Colérique, brutal, sûr de sa force et de son intelligence, Spathül règne en maître absolu sur son pays comme sur sa cour. Les forces d'opposition sont anéanties ou aux ordres. Les employés palatiaux sont soumis à son bon vouloir – jusqu'à la mort parfois . Les courtisans ne vivent que jusqu'à la prochaine purge. Quant aux femmes, du haut en bas de l'échelle sociale, elles sont à la disposition de Spathül qui en use et abuse.
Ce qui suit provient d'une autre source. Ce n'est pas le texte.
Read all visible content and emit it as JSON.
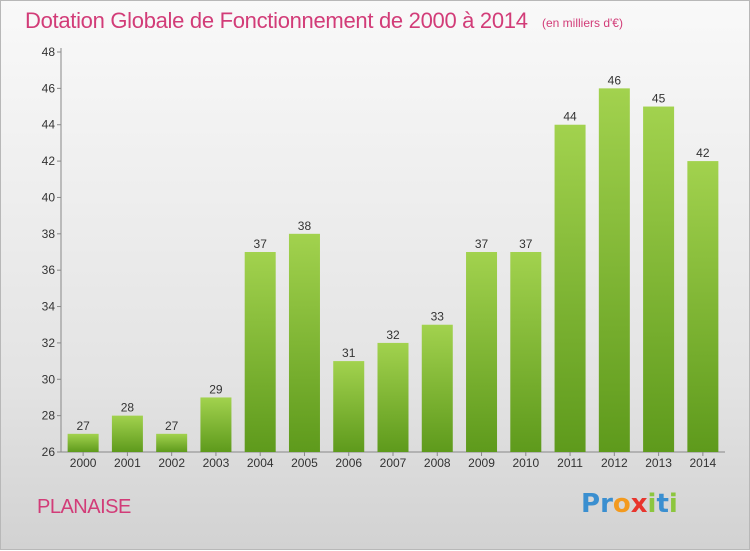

La vieillesse venant, le pouvoir lassant
(car tout finit par lasser), Spathül dicte des mémoires fantômes au jeune Renzo. De la version officielle aussi délirante que celle de Kim Il Sung à la réalité d'une biographie quelque part entre celles d'Hitler et de Staline
(les deux monstres totalitaires d'Hannah Arendt), les vies alternatives de Spathül défilent sous la plume d'un Renzo atterré, alors qu'en coulisses la transition se prépare.
« Porté » au pouvoir suprême par le mensonge et la manipulation populiste d'un peuple qui ne demande rarement mieux que de se laisser manipuler pour confier son destin à une brute providentielle
(aujourd'hui aussi des enquêtes montrent que des peuples s’accommoderaient de régimes illibéraux), théoricien de la « démocratie relative », Spathül sera chassé par une révolution de palais qu'on vendra au peuple – une fois encore en liesse – comme une table rase et l'avènement d'une ère nouvelle de liberté. En gros comme en détail, on pense ici à Ceausescu et à la « révolution » roumaine. Comme l'affirmait justement Tancredi Falconeri : « Il faut que tout change pour que rien ne change ». Glaçant.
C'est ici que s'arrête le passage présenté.